Pervasion • D’un billet à une publication, un ensemble d’articles ?

retour à Cela Etant

 


  Cet article se veut comme un prolongement possible de ma réflexion sur l’imminence des localnets. Le billet précédent était sur le mode du constat, celui-ci sera plutôt propositionnel. Il postule la redéfinition du savoir, du pouvoir et par conséquent, des élites.

  Fin 2006, j’écrivais avec une trop grande inquiétude et une naïveté qui maintenant me prête à sourire, sur l’inflexible mouvement à venir des structures traditionnelles de pouvoir à voir appliquées les règles qu’ils ont mis si longtemps à élaborer, quand bien même celles-ci fussent à reconsidérer en profondeur et rapidement. Ainsi de la question de la propriété intellectuelle et de l’accès à la connaissance. Aujourd’hui nous voyons ce mouvement à l’œuvre non plus seulement à l’échelle d’ajustements comme pour Google en Chine ou le filtrage de requêtes par proxy –quoique celles-ci persistent– mais à un niveau législatif, national.
  Applicables, mais avec un degré d’imprécision certain, ces lois, dont l’origine est fortement déconnectée de la réalité technique, montrent notamment la difficulté de revendiquer le principe égalitariste du législatif en période de redéfinition du social et du technique.

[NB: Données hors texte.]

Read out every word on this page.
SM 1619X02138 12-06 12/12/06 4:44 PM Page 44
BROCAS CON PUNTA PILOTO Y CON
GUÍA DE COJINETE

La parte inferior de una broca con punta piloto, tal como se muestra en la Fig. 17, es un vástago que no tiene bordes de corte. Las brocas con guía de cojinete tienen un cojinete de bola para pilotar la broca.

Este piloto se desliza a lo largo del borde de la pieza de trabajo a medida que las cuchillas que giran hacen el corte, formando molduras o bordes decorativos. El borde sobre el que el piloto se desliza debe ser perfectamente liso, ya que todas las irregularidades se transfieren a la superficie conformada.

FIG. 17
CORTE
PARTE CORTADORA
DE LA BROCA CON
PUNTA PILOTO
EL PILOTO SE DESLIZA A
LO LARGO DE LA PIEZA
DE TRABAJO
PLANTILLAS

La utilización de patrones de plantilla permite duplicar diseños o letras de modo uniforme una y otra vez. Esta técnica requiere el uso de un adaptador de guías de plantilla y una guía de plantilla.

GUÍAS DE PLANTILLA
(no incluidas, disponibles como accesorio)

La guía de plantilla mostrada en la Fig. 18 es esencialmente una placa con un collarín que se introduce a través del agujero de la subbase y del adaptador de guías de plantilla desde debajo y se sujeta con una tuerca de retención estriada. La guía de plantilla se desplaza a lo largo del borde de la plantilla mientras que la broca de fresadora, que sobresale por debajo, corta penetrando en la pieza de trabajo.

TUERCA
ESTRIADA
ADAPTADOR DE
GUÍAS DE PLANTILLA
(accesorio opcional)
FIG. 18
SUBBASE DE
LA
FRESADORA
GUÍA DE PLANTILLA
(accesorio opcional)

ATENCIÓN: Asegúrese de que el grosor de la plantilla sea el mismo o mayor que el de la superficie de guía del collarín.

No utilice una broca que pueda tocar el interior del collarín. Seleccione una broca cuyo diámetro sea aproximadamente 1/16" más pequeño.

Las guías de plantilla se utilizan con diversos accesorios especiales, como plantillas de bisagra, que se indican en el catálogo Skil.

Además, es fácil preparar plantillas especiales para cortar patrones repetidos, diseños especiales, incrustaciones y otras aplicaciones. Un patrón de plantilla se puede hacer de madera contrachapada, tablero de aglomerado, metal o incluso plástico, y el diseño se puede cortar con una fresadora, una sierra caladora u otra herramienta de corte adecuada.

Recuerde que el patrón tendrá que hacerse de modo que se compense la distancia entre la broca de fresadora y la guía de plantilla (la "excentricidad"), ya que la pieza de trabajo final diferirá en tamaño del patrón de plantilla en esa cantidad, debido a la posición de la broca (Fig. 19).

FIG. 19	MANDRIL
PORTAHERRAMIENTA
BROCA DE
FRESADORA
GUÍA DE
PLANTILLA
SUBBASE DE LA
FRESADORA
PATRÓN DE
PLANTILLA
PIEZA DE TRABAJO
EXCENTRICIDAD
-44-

Elle viennent en réaction à la montée en puissance du recours à l’informatique interconnectée, dispositif technique qui couvre une part croissante des activités humaines au point de devenir difficilement évitable et fait la part belle à la question de la vitesse. Quand bien même nous irions vers un moratoire international sur l’usage de ces ressources et du réseau, nous verrions dans la suite de ce texte qu’il serait fort probablement rapidement contourné.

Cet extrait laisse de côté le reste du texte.